Thursday, September 09, 2010

R.I.P. ABC News?

The story broke Monday night --the one about David Westin resigning as head of ABC News. On Wednesday -- in the New York Times article linked to this post's title -- former CBS News President Andrew Heyward suggested one approach post Westin: re-invent ABC News as nothing but a video file sharing social network. As Heyward put it: "(it's) a real opportunity to not be beholden to the traditions of television news...."

Excuse me Mr. Heyward???? I've spent a day thinking about what you said. And since when do the "traditions" of TV news -- many virtually invented by your former network's own Edward R. Murrow--belong in the dumpster of history? Innovate, yes. We've always been about innovation. Grow and even mutate some. Fine. No one wants to watch or, for that matter, work in a profession that's encased in an iceberg. But dump all the great traditions of broadcast news? Isn't that exactly the problem right now?

Sure, it's wonderful to have a story so powerful that it's shared among all sorts of viewers. But what everyone who sees the network and local station news divisions simply as a profit center seems to forget is this little thing called democracy. You know -- the form of government we're supposed to have here and have so zealously exported to much of the rest of the world? Like Iran, Afghanistan, the formerly Communist countries?
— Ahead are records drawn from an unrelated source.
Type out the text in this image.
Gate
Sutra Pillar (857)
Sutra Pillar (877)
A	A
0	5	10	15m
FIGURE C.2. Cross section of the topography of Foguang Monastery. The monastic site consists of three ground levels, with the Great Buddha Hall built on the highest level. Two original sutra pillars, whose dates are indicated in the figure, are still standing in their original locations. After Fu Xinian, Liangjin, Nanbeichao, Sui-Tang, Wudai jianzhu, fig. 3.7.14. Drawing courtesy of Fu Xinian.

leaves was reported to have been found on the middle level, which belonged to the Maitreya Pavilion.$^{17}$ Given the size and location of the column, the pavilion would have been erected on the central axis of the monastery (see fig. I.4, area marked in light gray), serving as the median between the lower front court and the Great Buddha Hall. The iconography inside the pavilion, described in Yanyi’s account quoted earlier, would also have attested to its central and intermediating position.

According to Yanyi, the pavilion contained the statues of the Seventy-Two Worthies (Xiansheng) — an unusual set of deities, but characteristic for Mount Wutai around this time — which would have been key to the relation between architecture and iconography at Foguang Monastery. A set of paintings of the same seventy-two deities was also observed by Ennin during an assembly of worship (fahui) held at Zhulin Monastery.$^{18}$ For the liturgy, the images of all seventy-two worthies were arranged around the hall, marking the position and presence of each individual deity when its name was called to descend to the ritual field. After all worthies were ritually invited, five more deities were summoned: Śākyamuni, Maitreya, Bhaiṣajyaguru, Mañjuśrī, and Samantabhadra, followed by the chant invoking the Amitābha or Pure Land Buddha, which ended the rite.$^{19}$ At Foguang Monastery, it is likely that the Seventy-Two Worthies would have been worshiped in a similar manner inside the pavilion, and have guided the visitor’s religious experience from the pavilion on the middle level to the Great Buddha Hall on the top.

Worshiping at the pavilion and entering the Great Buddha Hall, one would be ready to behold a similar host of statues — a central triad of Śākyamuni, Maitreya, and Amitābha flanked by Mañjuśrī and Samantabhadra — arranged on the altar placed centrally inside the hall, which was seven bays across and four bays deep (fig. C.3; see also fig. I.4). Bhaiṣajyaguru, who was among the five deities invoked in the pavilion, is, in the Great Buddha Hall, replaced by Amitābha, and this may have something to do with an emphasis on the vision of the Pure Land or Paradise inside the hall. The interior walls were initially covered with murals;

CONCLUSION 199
How's this for an innovative idea: news divisions which are not run as profit centers. News divisions which are simply the best sources of necessary information they can be, using the best production values they can find. Call it a full circle; Bill Paley, Mr. Heyward, was proud to let the entertainment arm of CBS make the money. He could boast about his great news division. And not force it to earn a penny. Don't you think perhaps our rudderless nation could use another Walter Cronkite? And remember -- he was Managing Editor of The CBS Evening News first, anchor second.

Without a free and intelligent press there can't be much democracy. People need to know things they may not voluntarily click on and share. That used to be the role of the newspapers' front page and the networks' evening newscasts. Was it and is it elitist to "edit" news so that even in headline form -- people are force-fed at least some of the important information they need to make reasonable decisions about their own lives and the future of their state and country?

If Disney decides ABC News is nothing but a profit center with no higher calling, then it could, indeed, become nothing but a video news service. Just a feed like that all networks send out to their affiliate stations. A bunch of stories in no particular order -- ready for local producers to use if needed.

Enter Paris Hilton. Exit truth, freedom, democracy, intelligence. Not laughing.